The State-owned Assets Supervision and Administration Commission of the State Council (SASAC) announced to pilot four State-Owned Enterprises (SOE) reforms in six central SOEs, but stock performances of the listed subsidiaries in the week suggest investors’ visibility remains low for the long-term impacts of such reforms. The next reform action plans to expect may include: 1) fiscal and tax reform (particularly on consumption taxes), 2) insurance sector reforms.
 
In addition to reforms, China equity investors are building up expectations on stock market connectivity between Shanghai and Hong Kong. According to the China Securities Regulatory Commission (CSRC), detailed rules of the Program will be released soon and a market drill will be held in late August, followed by a larger scale drill in September.

Outside of China, geopolitical tensions replaced Eurozone financial risks as the key concern.
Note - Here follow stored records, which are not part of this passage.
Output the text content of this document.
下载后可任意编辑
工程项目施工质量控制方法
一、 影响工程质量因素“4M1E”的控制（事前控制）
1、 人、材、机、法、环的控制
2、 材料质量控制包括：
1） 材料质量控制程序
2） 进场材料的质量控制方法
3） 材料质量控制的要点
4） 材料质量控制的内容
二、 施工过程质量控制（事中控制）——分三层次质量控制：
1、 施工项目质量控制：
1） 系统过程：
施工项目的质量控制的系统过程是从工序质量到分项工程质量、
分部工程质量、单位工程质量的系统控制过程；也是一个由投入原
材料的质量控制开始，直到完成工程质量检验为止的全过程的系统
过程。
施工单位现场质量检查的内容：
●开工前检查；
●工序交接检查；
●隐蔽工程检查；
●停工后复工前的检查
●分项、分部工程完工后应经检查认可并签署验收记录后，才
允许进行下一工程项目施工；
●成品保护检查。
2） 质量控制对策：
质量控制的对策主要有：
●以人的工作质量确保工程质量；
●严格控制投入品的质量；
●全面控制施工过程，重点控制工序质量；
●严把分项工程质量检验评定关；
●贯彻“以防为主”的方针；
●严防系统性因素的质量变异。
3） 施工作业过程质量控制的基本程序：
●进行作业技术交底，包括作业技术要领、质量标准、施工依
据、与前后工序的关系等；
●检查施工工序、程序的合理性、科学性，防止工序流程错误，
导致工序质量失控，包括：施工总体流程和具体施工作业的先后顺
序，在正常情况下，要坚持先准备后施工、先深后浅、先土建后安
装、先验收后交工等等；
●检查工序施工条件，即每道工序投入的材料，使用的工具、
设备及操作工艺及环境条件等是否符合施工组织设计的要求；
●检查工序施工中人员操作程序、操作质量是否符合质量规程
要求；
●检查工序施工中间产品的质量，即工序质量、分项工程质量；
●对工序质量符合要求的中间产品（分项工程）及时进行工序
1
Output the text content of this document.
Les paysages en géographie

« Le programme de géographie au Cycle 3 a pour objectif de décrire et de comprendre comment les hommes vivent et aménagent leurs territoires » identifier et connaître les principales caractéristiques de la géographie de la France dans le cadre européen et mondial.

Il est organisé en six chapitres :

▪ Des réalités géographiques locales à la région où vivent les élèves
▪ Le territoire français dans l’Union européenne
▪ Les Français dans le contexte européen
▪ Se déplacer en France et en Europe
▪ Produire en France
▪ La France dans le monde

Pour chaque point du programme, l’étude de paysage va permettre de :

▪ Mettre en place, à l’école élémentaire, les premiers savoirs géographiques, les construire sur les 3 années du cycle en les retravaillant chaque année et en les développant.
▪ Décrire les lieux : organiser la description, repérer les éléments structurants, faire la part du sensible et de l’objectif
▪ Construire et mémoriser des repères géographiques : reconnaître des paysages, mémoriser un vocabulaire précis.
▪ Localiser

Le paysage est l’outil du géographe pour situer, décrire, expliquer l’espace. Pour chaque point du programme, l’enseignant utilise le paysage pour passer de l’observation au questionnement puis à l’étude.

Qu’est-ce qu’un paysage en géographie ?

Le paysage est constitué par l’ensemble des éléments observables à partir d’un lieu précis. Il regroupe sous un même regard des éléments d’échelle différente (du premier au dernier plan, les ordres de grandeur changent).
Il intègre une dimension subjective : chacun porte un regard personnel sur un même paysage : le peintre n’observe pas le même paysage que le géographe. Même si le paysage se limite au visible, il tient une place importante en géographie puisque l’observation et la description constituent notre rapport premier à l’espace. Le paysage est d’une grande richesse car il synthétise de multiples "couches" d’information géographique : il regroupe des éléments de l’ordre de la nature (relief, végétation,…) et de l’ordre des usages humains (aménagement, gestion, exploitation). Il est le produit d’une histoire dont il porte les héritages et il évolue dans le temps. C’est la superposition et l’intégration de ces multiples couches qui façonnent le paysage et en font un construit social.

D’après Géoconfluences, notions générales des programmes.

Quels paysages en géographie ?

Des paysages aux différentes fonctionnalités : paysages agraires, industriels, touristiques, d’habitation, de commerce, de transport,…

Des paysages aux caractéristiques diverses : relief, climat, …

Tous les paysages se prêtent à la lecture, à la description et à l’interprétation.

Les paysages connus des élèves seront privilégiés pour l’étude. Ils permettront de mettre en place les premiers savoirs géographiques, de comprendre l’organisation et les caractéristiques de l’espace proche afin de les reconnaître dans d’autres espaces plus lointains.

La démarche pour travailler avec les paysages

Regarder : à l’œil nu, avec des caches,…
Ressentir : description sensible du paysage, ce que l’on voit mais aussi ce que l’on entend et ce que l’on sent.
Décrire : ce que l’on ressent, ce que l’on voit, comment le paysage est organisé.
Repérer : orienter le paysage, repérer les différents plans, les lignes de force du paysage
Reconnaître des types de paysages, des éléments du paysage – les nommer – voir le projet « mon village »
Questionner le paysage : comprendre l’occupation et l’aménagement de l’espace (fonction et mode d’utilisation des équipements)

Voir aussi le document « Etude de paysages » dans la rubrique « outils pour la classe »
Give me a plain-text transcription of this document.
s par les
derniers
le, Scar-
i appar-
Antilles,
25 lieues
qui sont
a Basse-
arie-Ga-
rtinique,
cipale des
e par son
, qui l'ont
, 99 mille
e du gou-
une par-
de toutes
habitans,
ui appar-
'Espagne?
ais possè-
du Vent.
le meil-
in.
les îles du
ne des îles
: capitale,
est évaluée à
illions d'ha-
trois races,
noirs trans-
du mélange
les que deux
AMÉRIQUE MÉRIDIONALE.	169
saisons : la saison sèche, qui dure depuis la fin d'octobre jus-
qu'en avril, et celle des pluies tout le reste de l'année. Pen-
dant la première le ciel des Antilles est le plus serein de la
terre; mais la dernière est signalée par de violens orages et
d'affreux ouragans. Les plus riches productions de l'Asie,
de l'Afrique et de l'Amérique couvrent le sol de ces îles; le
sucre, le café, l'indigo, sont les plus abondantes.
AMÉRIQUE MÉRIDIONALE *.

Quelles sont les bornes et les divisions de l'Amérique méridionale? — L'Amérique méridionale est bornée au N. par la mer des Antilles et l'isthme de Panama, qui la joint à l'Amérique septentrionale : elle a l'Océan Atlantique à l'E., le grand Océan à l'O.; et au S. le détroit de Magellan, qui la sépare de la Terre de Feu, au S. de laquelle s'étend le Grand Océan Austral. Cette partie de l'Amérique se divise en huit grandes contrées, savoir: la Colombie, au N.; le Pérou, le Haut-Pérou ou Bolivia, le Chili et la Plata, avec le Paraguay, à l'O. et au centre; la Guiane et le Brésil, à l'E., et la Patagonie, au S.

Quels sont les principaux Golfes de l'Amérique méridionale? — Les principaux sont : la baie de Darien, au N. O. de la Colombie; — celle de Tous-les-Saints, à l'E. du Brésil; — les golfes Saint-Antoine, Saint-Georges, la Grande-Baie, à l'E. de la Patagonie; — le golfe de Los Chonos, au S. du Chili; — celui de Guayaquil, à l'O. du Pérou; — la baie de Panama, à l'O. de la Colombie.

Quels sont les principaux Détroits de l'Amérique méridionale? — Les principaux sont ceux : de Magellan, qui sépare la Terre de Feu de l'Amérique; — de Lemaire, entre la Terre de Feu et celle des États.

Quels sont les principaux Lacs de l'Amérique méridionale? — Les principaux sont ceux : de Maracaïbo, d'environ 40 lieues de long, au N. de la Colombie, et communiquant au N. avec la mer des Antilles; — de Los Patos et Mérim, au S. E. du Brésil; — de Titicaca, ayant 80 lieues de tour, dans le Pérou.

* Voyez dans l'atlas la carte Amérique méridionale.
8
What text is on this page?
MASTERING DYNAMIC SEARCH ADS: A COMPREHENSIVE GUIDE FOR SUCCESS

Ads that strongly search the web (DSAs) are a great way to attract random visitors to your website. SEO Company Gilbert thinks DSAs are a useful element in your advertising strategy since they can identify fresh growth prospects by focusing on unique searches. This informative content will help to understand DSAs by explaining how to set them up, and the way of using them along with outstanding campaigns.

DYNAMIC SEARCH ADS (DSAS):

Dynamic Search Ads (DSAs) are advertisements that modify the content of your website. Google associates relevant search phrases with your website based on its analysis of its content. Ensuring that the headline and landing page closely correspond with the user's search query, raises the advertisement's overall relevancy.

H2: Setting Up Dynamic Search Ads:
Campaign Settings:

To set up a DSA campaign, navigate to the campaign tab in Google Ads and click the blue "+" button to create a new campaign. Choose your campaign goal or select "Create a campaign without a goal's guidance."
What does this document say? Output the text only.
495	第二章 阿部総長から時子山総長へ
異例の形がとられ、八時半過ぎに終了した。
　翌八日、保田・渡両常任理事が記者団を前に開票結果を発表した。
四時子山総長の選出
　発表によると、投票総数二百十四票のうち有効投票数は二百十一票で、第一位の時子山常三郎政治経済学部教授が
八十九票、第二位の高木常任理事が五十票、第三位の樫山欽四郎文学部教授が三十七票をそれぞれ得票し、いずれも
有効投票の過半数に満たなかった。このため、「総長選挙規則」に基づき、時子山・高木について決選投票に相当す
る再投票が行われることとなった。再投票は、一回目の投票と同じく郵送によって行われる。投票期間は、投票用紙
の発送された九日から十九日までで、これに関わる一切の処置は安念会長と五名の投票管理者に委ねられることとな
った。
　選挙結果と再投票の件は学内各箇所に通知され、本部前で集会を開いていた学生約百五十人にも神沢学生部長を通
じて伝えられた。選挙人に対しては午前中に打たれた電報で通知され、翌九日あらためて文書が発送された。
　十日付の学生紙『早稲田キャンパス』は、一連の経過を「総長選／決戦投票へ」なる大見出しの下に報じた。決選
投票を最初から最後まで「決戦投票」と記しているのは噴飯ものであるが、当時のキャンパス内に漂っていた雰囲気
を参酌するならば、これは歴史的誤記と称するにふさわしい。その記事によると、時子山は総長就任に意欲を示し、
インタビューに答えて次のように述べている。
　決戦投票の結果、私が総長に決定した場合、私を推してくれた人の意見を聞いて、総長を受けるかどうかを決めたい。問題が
Last Friday the news of a Malaysia Airlines flight being shot down over eastern Ukraine triggered risk-off trading globally.


 
MER’s weekly technical analysis
MXCN rebounded early last week to retest the resistance around 63, but failed to confirm a breakout. Softer Relative Strength Index (RSI) and deteriorating volume may point to near-term consolidation; but a golden cross formed last week suggesting the index still looks to retest the early-December high at 66.

HSI, similarly, may consolidate below a key resistance around 23,500; support remains at 23,000.
 

CSI300 continued to be range bound around its 50-day moving average of 2,150 with neutral RSI. A pickup in volume over the past week may point to the end of a 3-month consolidation period in the coming weeks; the index has to break through 2,200 to confirm a breakout.